The ex-president also says not including general practitioners in vaccination efforts from the start was a mistake. Too much time was spent on convincing general practitioners who were reluctant or against vaccination.
«General practitioners’ work with patients, when they contact their patients and invite them to vaccinate, is much better than letting rumours spread,» Zatlers concluded.
He agrees it is difficult to reach a balance between the rights and interests of vaccinated and non-vaccinated residents. However, for the benefit of all of Latvia’s society restrictions should be much tougher on all residents regardless of their vaccination state.
The situation also suffers from the fact that epidemiological experts have terminated cooperation with the government. The reason – politicians wouldn’t listen to them. «Did any epidemiologist say anything stupid during the pandemic? Not once! They are the people who understand the situation better than most people. The ones who carry the full burden of this pandemic are healthcare workers, not politicians,» stresses Zatlers.
The ex-president believes Latvia’s politicians do not see any pattern and do not understand that people expect decisive action. The fight for a place in the 14th Saeima will change next summer, once, hopefully, Latvia finds a way out of the Covid-19 crisis.

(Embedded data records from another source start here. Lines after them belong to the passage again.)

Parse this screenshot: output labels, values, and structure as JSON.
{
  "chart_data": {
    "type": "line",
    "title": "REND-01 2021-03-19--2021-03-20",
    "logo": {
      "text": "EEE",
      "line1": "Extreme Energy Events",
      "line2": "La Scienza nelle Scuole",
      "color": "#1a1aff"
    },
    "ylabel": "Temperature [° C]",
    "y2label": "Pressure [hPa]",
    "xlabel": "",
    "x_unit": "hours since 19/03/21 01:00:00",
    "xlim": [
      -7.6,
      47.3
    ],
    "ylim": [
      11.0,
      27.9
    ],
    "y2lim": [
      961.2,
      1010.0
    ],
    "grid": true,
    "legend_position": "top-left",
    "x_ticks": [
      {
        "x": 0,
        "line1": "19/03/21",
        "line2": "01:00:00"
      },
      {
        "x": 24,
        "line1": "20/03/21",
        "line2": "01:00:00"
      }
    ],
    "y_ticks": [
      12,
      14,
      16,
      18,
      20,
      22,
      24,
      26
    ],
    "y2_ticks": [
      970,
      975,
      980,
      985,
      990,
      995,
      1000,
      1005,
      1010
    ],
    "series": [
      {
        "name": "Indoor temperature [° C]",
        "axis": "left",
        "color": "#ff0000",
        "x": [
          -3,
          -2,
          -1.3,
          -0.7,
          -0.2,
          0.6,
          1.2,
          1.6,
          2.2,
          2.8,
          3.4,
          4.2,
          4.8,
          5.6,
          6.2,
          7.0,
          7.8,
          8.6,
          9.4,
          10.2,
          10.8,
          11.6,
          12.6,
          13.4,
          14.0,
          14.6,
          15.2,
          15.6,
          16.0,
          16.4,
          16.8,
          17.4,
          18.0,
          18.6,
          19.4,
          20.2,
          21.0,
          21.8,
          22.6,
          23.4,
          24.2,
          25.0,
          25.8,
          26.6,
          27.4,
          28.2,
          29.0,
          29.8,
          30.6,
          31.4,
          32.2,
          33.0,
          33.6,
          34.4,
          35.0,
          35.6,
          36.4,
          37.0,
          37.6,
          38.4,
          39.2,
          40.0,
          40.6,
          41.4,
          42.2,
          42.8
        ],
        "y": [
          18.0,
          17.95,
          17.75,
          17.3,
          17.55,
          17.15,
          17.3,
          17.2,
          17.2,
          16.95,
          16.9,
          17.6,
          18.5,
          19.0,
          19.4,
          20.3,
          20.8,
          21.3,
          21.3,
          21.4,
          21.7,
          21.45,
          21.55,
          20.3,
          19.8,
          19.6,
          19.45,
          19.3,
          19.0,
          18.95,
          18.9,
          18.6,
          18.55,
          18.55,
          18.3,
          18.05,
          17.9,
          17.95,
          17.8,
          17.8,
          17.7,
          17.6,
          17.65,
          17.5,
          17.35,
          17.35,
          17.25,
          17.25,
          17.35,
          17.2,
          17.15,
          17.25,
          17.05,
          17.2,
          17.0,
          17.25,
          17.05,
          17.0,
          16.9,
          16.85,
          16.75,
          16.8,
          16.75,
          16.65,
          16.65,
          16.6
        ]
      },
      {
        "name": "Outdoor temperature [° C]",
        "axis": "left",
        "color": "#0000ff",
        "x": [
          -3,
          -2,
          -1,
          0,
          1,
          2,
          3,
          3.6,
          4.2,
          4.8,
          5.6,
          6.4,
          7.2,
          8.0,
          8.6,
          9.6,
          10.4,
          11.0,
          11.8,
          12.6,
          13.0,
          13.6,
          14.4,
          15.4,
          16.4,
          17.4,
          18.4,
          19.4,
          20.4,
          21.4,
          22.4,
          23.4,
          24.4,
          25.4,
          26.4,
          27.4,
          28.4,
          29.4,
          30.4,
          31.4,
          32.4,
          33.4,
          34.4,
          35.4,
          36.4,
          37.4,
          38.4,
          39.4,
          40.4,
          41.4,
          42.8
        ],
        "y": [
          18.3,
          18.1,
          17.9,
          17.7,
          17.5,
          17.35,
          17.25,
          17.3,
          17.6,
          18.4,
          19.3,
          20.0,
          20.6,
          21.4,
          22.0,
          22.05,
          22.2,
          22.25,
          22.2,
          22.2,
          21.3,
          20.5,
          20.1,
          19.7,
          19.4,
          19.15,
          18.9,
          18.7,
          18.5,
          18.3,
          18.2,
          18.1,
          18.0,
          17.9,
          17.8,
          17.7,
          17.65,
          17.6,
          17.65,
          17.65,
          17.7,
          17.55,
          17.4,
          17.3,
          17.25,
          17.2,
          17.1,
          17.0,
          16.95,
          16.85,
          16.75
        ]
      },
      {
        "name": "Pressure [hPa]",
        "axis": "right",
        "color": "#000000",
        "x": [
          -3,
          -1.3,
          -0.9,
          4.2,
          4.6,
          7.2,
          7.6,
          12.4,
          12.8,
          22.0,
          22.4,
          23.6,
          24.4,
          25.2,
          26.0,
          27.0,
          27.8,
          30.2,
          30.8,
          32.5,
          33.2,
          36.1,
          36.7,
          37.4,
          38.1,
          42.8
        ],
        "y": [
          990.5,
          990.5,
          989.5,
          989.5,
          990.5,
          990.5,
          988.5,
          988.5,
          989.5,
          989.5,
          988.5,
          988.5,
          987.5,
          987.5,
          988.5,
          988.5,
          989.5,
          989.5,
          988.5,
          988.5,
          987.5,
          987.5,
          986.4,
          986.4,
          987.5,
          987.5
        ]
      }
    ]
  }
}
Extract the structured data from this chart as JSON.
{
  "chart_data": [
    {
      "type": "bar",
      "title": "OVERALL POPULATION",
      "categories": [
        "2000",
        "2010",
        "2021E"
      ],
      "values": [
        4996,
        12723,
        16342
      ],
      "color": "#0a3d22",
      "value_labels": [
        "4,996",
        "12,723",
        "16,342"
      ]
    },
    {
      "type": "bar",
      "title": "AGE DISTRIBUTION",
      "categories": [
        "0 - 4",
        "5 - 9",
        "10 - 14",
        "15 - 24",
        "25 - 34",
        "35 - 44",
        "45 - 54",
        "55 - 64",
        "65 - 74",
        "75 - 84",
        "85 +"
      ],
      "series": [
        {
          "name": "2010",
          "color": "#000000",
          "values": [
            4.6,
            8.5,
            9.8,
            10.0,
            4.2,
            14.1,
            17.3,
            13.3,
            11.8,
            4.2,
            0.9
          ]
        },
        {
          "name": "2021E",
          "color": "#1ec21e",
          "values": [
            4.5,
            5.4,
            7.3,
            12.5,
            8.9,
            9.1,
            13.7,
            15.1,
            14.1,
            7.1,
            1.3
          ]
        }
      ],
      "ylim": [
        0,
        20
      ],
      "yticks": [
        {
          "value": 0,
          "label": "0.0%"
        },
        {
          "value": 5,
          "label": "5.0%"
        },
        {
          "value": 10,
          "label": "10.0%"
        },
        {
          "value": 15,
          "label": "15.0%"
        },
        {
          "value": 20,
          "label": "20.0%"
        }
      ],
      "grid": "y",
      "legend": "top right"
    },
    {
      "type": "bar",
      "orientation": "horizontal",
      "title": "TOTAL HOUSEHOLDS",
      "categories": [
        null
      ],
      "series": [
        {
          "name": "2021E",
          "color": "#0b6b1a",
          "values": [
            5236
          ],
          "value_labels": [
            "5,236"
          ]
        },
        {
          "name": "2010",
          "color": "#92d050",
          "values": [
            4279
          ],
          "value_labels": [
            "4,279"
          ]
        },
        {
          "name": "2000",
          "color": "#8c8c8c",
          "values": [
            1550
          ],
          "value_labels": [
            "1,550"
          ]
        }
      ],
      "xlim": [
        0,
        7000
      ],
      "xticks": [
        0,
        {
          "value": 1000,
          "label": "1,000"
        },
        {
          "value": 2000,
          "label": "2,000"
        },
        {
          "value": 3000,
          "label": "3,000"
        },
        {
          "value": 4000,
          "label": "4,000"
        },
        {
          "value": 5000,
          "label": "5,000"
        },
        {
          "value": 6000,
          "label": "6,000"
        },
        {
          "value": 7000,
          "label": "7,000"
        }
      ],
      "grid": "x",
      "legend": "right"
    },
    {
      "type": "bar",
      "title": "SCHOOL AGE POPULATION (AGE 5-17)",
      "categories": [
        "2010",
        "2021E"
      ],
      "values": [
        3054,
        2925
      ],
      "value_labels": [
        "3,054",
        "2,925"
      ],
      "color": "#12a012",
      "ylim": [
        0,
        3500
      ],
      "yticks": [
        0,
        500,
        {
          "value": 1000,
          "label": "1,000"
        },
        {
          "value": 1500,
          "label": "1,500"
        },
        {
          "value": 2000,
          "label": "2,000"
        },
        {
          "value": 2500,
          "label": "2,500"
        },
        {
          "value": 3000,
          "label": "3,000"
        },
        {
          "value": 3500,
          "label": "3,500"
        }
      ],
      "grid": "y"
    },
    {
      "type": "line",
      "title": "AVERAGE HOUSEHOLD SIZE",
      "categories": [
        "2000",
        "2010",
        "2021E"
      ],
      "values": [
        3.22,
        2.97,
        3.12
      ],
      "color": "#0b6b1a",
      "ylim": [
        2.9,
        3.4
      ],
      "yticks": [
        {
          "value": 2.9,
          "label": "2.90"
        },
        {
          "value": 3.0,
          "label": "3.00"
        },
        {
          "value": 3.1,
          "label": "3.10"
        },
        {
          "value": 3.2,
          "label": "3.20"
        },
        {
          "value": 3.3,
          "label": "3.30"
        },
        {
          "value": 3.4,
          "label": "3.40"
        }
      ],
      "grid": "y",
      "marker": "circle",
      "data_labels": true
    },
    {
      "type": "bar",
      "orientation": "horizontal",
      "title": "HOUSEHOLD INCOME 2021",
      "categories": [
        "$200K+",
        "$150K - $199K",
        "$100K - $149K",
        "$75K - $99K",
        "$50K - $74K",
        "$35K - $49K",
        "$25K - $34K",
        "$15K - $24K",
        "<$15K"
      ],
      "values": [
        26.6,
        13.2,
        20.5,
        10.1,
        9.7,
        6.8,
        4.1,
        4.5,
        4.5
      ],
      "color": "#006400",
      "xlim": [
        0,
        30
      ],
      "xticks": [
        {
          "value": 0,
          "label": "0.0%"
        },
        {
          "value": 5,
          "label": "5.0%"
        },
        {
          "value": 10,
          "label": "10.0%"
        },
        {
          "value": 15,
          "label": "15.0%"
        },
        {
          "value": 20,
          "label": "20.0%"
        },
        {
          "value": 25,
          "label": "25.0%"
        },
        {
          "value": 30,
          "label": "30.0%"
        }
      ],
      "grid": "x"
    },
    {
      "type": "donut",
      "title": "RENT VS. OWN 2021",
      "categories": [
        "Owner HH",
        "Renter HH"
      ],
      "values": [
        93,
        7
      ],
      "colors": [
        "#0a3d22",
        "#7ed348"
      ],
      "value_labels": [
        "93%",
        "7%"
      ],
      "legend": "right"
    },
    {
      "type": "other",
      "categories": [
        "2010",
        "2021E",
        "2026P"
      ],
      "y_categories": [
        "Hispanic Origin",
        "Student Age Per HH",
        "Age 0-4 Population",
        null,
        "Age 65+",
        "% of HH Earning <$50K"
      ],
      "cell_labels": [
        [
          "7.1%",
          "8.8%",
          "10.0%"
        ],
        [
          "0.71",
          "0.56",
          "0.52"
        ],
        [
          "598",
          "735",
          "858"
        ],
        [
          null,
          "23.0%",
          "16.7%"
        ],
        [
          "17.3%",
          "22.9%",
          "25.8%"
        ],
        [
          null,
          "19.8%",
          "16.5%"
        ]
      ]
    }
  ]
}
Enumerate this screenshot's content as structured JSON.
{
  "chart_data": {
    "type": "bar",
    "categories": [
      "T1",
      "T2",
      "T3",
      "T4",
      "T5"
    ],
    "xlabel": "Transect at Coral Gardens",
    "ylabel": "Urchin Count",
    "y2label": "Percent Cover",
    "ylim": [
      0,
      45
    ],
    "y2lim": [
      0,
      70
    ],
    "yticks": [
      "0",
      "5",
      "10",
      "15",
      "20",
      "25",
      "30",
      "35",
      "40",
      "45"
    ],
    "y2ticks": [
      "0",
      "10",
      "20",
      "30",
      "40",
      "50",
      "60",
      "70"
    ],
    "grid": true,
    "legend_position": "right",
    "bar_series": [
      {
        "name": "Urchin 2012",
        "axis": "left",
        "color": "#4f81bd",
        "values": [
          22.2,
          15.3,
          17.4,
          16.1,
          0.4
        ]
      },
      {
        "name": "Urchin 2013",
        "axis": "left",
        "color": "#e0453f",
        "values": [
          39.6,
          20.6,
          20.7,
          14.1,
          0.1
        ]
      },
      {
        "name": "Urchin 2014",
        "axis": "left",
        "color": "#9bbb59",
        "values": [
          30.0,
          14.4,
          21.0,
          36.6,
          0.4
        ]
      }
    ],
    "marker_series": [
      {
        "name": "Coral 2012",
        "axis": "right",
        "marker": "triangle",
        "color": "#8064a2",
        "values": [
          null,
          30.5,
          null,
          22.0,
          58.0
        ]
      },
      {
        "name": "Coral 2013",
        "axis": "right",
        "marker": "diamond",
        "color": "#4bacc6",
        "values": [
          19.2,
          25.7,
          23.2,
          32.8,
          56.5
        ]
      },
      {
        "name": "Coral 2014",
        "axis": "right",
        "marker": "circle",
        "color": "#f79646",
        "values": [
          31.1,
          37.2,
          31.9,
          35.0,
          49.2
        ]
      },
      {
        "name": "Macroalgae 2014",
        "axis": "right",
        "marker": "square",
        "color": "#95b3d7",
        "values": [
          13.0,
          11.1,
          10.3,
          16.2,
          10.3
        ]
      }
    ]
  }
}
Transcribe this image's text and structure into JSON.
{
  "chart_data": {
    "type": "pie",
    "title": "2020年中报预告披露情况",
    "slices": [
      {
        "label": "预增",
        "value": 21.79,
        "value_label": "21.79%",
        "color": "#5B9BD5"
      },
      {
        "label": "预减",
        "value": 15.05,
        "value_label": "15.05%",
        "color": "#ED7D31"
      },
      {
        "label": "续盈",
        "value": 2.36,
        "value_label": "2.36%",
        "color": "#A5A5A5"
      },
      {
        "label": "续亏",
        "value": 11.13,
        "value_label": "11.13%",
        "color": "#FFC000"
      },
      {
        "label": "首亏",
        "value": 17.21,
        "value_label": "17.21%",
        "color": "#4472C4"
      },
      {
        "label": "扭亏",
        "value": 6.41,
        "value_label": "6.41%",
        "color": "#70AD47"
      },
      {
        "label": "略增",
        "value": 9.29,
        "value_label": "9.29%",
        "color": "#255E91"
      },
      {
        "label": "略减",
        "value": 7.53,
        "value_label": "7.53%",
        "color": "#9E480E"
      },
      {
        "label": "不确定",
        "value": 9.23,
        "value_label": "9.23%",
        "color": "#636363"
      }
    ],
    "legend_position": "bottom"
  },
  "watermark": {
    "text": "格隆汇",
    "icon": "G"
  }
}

Read also: Heads of churches in Latvia support Covid-19 vaccination; promise to invite community members to vaccinate
In regards to the confusion over the fact that Sweden does not use tight restrictions of people’s freedom but Latvia does, Zatlers says it is important to keep in mind the differences of people’s mentality, values and behaviour in both countries.
«If we compare Latvia to Sweden, people there listen to recommendations and stick with them. People in Sweden don’t need to be whipped into doing something. We, on the other hand, have come to the conclusion that people rarely listen to recommendations. No one does anything until you pull out the whip,» said Latvia’s ex-president. He also stressed that when it comes to the risk of some sectors ending up in the grey area in the event of tougher restrictions, it is important to keep in mind that this is nothing new – it is already a reality. However, though they cause anger and frustration, restrictions force people to vaccinate.
Zatlers believes the government’s decision to let only people with a valid Covid-19 vaccination certificate to enter supermarkets will not yield a quick result. The reason is there are no guarantees all service providers are vaccinated.
«Restrictions should be much tougher. Although I personally don’t like the advantages of vaccinated people would be limited, we have to keep in mind the benefits for our entire society. It is impossible to vaccinate all workers in a couple of weeks. If 100% of employees are vaccinated, then it is safe. However, if not all of them are vaccinated, there are no guarantees. There are still dentists and cosmetologists in Latvia who are not vaccinated,» says Zatlers.
The politician believes an effective solution would be letting every resident assist with control of compliance with restrictions.
He says some eateries do not request customers to provide certificates. The reason is because they do not want to lose customers. People should react to such situations.
«We need a high degree of mutual control, which is something observed in countries with high vaccination coverage,» says Zatlers.